La mise en place du RGPD se justifie par le contexte dans lequel l’économie numérique mondiale se développe désormais. La dimension européenne relève de l’évidence pour quiconque compare le tissu économique continental aux acteurs dominants américains et chinois. Les GAFAM (14) et les BATX (15), en miroir, définissent par leurs activités et leurs parts de marché des standards qui ont un impact direct sur les régulateurs nationaux. En l’absence d’acteurs économiques comparables, l’Union européenne a fait le choix de définir des standards continentaux destinés à s’appliquer à tous les acteurs numériques qui exercent leur activité en Europe ou visent des clients européens.

Or la maîtrise de leurs données par les citoyens européens est un enjeu de souveraineté nationale et désormais européenne. C’est cette logique de protection maximale des droits fondamentaux des citoyens en ligne qui a motivé également la dimension extraterritoriale du règlement, dans la mesure où il « s'applique au traitement des données à caractère personnel effectué dans le cadre des activités d'un établissement d'un responsable du traitement ou d'un sous-traitant sur le territoire de l'Union, que le traitement ait lieu ou non dans l'Union », mais aussi « au traitement des données à caractère personnel relatives à des personnes concernées qui se trouvent sur le territoire de l'Union par un responsable du traitement ou un sous-traitant qui n'est pas établi dans l'Union, lorsque les activités de traitement sont liées :

a) à l'offre de biens ou de services à ces personnes concernées dans l'Union, qu'un paiement soit exigé ou non desdites personnes ; ou

b) au suivi du comportement de ces personnes, dans la mesure où il s'agit d'un comportement qui a lieu au sein de l'Union (16). »

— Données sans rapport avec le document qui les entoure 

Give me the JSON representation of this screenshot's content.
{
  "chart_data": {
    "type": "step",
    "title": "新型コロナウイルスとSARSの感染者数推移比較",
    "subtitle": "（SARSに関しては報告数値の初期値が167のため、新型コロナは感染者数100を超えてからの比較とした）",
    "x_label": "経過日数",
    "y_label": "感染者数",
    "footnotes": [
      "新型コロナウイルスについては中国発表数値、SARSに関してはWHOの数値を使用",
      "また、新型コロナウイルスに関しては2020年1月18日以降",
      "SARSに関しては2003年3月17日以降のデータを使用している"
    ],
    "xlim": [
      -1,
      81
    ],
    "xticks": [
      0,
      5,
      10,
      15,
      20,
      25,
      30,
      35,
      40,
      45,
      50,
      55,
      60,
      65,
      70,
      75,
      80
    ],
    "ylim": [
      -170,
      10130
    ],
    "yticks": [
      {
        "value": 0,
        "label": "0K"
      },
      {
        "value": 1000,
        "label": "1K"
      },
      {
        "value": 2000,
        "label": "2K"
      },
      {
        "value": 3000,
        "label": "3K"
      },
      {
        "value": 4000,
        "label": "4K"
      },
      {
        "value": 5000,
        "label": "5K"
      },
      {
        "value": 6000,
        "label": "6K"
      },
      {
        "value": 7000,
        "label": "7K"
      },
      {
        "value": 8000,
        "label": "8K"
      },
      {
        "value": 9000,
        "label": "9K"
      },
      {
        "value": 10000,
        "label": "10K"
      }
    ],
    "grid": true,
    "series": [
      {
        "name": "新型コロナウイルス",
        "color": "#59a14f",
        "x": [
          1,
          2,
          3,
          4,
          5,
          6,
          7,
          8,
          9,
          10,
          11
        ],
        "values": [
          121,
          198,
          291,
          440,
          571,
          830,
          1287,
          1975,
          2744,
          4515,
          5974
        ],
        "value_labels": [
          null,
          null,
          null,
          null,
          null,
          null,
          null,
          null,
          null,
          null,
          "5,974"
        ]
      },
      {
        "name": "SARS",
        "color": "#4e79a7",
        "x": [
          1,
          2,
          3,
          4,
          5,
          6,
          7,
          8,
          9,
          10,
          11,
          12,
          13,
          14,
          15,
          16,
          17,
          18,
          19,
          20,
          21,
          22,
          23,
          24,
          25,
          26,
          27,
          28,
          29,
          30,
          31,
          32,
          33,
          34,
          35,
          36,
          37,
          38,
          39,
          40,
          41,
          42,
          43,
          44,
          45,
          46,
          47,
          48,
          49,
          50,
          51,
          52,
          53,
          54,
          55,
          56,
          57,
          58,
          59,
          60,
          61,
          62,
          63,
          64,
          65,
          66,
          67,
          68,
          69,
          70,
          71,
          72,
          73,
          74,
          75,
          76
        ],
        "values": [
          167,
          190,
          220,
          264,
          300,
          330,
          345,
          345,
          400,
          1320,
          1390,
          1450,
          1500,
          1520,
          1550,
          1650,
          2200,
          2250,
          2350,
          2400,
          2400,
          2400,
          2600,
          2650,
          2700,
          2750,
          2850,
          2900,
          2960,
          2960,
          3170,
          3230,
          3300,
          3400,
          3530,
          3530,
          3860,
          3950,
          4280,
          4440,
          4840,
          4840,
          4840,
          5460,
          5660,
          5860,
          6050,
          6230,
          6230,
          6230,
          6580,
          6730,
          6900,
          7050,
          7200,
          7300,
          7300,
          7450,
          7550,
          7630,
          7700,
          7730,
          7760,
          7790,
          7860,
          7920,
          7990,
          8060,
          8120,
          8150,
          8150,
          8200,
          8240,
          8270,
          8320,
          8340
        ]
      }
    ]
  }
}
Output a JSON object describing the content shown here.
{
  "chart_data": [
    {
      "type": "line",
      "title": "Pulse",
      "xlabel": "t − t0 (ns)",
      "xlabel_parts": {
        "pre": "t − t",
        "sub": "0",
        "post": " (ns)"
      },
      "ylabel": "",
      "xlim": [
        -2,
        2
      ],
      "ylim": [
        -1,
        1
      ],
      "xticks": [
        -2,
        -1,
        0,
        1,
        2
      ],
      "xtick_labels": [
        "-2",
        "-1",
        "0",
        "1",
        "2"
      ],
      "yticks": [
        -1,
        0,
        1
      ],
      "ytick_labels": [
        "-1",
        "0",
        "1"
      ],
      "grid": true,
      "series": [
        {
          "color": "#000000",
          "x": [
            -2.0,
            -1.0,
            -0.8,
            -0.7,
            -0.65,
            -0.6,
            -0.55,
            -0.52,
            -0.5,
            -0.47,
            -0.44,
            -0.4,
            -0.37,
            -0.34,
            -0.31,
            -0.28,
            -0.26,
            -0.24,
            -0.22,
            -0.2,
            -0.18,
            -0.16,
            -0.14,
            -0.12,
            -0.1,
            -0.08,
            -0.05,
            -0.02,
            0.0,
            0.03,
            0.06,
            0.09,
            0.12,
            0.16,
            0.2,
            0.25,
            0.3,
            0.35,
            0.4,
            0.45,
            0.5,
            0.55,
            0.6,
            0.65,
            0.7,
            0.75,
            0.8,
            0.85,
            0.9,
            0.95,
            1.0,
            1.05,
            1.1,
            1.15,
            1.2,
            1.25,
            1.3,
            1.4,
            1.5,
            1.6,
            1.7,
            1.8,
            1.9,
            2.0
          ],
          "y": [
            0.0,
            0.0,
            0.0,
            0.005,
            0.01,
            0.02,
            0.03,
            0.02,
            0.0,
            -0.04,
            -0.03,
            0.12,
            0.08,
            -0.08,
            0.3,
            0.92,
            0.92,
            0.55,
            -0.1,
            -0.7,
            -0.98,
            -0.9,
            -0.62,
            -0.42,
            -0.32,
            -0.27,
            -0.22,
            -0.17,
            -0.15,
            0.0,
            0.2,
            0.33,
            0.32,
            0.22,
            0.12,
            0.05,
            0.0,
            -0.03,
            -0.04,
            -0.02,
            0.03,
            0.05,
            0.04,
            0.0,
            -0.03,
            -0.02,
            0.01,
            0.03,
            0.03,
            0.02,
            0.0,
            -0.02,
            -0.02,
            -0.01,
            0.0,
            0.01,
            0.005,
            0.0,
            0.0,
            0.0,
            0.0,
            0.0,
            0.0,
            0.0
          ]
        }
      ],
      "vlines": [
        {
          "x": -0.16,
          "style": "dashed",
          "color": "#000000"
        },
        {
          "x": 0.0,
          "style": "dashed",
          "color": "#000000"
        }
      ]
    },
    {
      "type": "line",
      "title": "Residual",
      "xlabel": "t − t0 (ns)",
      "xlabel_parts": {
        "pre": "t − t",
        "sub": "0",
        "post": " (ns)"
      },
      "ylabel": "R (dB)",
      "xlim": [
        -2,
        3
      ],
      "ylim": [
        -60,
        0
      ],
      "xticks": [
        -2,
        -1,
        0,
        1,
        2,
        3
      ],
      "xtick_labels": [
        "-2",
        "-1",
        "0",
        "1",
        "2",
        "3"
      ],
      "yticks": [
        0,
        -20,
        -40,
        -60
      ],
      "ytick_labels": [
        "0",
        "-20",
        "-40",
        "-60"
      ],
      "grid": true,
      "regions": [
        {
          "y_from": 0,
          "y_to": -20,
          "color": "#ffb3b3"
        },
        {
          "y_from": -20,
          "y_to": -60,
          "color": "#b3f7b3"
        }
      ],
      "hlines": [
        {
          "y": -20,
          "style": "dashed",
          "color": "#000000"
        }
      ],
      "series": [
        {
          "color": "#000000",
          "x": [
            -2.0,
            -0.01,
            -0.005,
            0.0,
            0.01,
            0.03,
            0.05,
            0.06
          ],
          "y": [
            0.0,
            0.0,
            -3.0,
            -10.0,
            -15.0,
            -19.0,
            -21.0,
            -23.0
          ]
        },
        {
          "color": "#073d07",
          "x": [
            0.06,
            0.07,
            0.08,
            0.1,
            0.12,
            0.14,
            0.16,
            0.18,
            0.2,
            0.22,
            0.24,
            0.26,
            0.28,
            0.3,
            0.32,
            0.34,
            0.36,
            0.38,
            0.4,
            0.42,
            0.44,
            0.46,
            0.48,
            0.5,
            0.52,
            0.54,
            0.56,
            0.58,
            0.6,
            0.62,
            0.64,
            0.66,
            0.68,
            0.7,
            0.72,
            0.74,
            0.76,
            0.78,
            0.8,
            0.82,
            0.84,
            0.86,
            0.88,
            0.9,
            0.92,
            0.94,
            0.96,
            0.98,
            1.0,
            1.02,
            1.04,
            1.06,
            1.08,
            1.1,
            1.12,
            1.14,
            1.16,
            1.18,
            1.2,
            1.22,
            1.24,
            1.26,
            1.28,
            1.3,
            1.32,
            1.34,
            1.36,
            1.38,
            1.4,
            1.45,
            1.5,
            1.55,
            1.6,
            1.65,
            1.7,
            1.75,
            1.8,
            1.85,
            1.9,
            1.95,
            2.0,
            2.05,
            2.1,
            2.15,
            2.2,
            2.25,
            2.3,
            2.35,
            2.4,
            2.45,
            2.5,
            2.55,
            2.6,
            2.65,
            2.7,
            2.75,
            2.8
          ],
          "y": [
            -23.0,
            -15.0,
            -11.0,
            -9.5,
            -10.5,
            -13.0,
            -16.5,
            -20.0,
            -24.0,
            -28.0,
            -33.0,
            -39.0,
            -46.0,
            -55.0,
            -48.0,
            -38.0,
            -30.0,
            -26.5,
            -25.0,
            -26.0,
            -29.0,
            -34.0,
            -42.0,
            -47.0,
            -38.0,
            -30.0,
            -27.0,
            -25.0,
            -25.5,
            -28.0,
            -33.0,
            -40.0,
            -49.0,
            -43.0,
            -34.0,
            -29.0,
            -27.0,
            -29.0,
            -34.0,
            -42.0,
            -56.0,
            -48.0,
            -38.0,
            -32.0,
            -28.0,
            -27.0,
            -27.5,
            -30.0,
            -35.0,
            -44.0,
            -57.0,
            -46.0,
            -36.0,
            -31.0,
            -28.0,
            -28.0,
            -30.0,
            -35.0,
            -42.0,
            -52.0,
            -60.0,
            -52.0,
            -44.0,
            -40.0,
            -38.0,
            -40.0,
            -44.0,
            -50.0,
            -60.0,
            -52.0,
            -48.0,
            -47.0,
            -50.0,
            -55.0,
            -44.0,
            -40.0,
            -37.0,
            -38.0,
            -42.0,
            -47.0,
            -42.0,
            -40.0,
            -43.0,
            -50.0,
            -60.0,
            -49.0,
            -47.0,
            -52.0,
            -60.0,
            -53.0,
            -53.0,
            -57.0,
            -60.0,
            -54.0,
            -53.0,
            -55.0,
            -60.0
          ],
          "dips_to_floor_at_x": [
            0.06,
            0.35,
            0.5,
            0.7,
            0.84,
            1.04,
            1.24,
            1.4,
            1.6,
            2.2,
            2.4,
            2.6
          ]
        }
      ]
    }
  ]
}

Il demeure cependant que cette application extraterritoriale est soumise à un certain flou qui pourrait en atténuer la portée. En effet, outre le fait que la vérification de son application dans les pays tiers demande une forte collaboration entre les autorités nationales de protection des données personnelles, la désignation d’un correspondant au sein des responsables de traitement des pays tiers ne s’appliquerait pas en cas de traitement occasionnel des données, laissant à ces entreprises la libre appréciation de ce qu’est un traitement occasionnel.

Toutefois, la définition à l’échelle continentale de standards communs ne peut que renforcer le rôle moteur de l’Union européenne dans la mise en place d’un cadre réglementaire mondial. Le RGPD a été adopté alors que le Conseil de l’Europe révisait la Convention n° 108 sur la protection des données, que l’OCDE adaptait ses lignes directrices relatives aux données personnelles et que l’APEC, organisation de coopération dans la région de l’Asie-Pacifique, développait son propre cadre juridique en la matière. L’Union européenne a eu ici l’occasion de développer un système sans précédent, fondé sur un ensemble de principes dont l’application est assurée de manière coordonnée et décentralisée par les autorités de régulation nationale, de manière à respecter la subsidiarité et à mettre en valeur l’expertise de ces agences.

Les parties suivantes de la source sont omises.